According to Danbatta, where ITR is not properly regulated, it tends to have negative effect on a market like Nigeria with major supply side challenges and associated socio-economic implications.

 

“So, setting a rate substantially above the MTR has resulted in a number of repercussions. One of such is the consumer shift to online channels as calls are increasingly made through Internet Protocol (IP)-based technologies such as Skype and WhatsApp because of high international call prices. To this end, an economically-efficient ITR that is cost-based will maximise economic benefits to all stakeholders,” Danbatta told the stakeholders.

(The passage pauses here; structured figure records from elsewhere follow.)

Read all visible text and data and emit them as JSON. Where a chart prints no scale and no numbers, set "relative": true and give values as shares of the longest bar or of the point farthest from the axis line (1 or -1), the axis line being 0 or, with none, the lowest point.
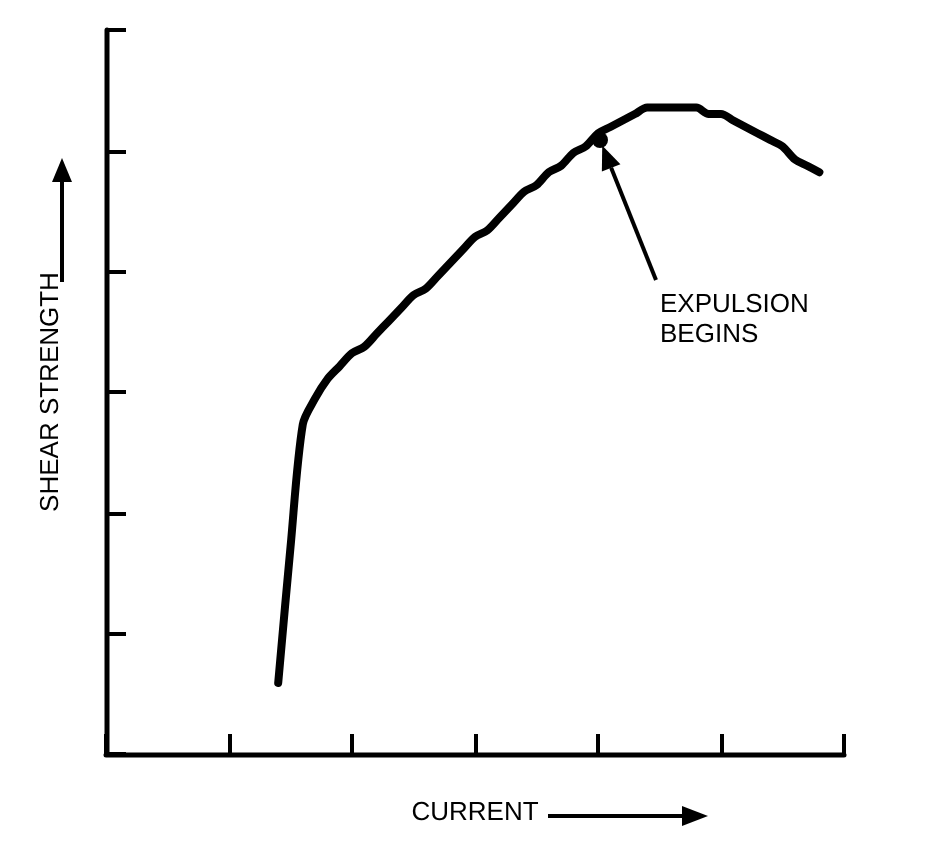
{
  "chart_data": {
    "type": "line",
    "relative": true,
    "xlabel": "CURRENT",
    "ylabel": "SHEAR STRENGTH",
    "color": "#000000",
    "grid": false,
    "categories": [
      null,
      null,
      null,
      null,
      null,
      null,
      null,
      null,
      null,
      null,
      null,
      null,
      null,
      null,
      null,
      null,
      null,
      null,
      null,
      null,
      null,
      null,
      null,
      null,
      null,
      null,
      null,
      null,
      null,
      null,
      null,
      null,
      null,
      null,
      null,
      null,
      null,
      null,
      null,
      null,
      null,
      null,
      null,
      null,
      null,
      null,
      null,
      null,
      null,
      null,
      null,
      null,
      null,
      null,
      null,
      null,
      null,
      null,
      null,
      null,
      null
    ],
    "values": [
      null,
      null,
      null,
      null,
      null,
      null,
      null,
      null,
      null,
      null,
      null,
      null,
      null,
      null,
      0.11,
      0.32,
      0.51,
      0.55,
      0.58,
      0.6,
      0.62,
      0.63,
      0.65,
      0.67,
      0.69,
      0.71,
      0.72,
      0.74,
      0.76,
      0.78,
      0.8,
      0.81,
      0.83,
      0.85,
      0.87,
      0.88,
      0.9,
      0.91,
      0.93,
      0.94,
      0.96,
      0.97,
      0.98,
      0.99,
      1,
      1,
      1,
      1,
      1,
      0.99,
      0.99,
      0.98,
      0.97,
      0.96,
      0.95,
      0.94,
      0.92,
      0.91,
      0.9,
      null,
      null
    ],
    "annotations": [
      "EXPULSION BEGINS"
    ]
  }
}
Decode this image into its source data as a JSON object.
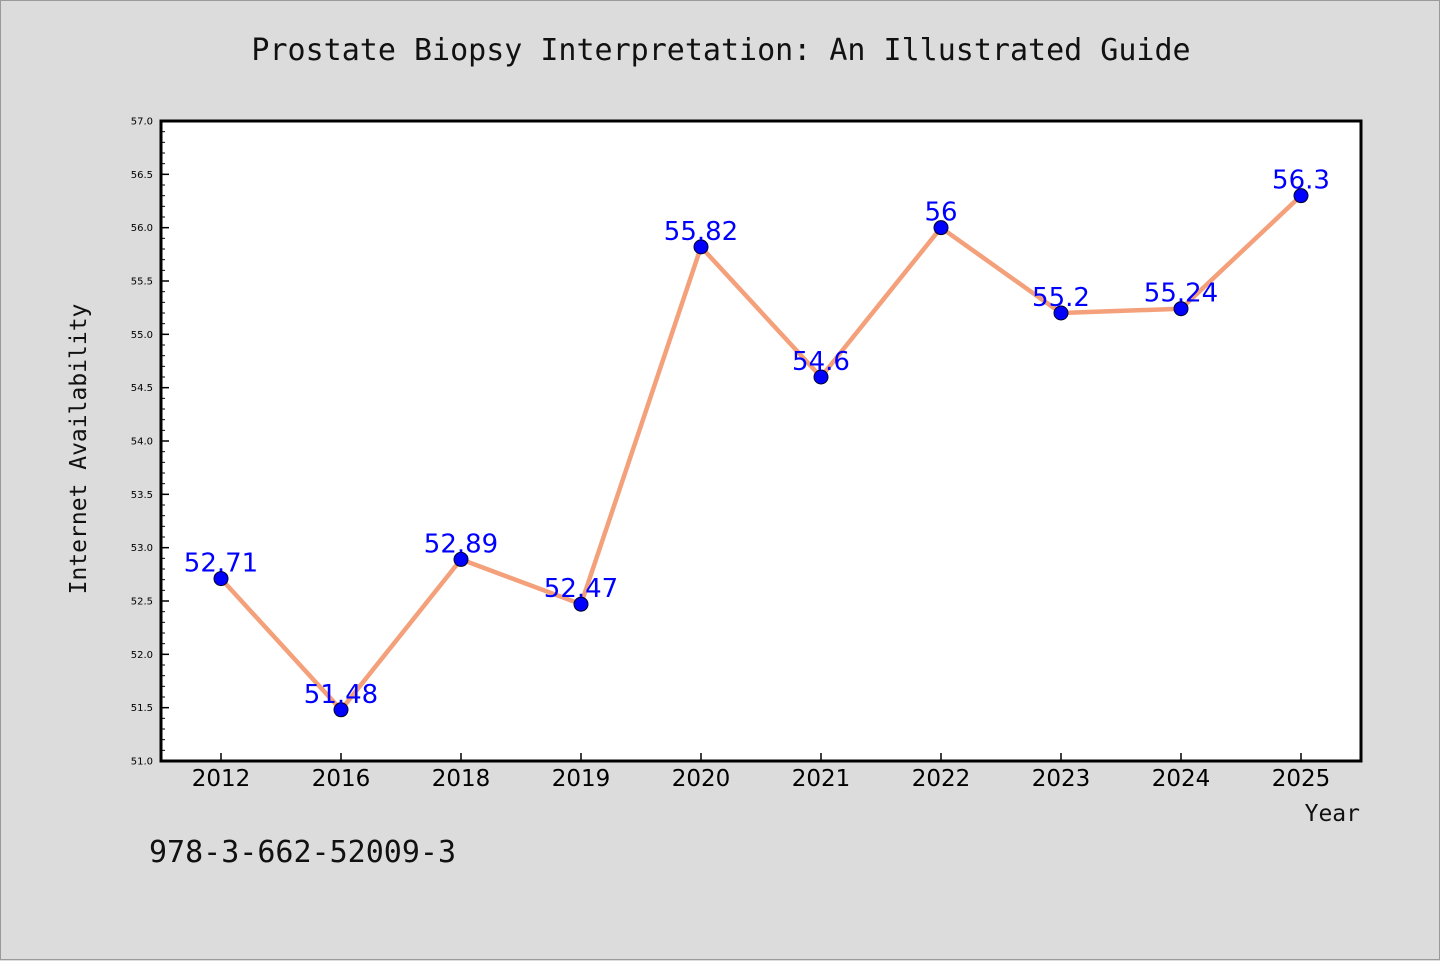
{
  "figure": {
    "title": "Prostate Biopsy Interpretation: An Illustrated Guide",
    "isbn": "978-3-662-52009-3"
  },
  "chart_data": {
    "type": "line",
    "title": "Prostate Biopsy Interpretation: An Illustrated Guide",
    "xlabel": "Year",
    "ylabel": "Internet Availability",
    "categories": [
      "2012",
      "2016",
      "2018",
      "2019",
      "2020",
      "2021",
      "2022",
      "2023",
      "2024",
      "2025"
    ],
    "series": [
      {
        "values": [
          52.71,
          51.48,
          52.89,
          52.47,
          55.82,
          54.6,
          56,
          55.2,
          55.24,
          56.3
        ],
        "labels": [
          "52.71",
          "51.48",
          "52.89",
          "52.47",
          "55.82",
          "54.6",
          "56",
          "55.2",
          "55.24",
          "56.3"
        ],
        "line_color": "#f4a07a",
        "marker_color": "#0000ff"
      }
    ],
    "ylim": [
      51.0,
      57.0
    ],
    "yticks": [
      "51.0",
      "51.5",
      "52.0",
      "52.5",
      "53.0",
      "53.5",
      "54.0",
      "54.5",
      "55.0",
      "55.5",
      "56.0",
      "56.5",
      "57.0"
    ],
    "grid": false,
    "legend": false
  }
}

Earlier in her remarks, Director, Policy, Competition & Economic Analysis, Yetunde Akinloye, said the forum was aimed at formally engaging with and sharing the perspectives and insights of industry stakeholders and ultimately enlisting their collective support in relation to the inputs and requirements towards the determination of a mutually- realistic ITR in Nigeria.

She noted that the project commenced on March 10, 2020 with a kick-off meeting but was stalled by the challenges associated with the COVID-19 pandemic, necessitating the need to explore emerging channels of engagement to move forward and ensure the completion of the project.

 

Akinloye reiterated the Commission's commitment to continuously provide a conducive environment and level-playing field for the effective interplay of factors that would sustain market development and growth, while ensuring the provision of qualitative and efficient telecommunications regulatory services for the benefit of consumers and licensees.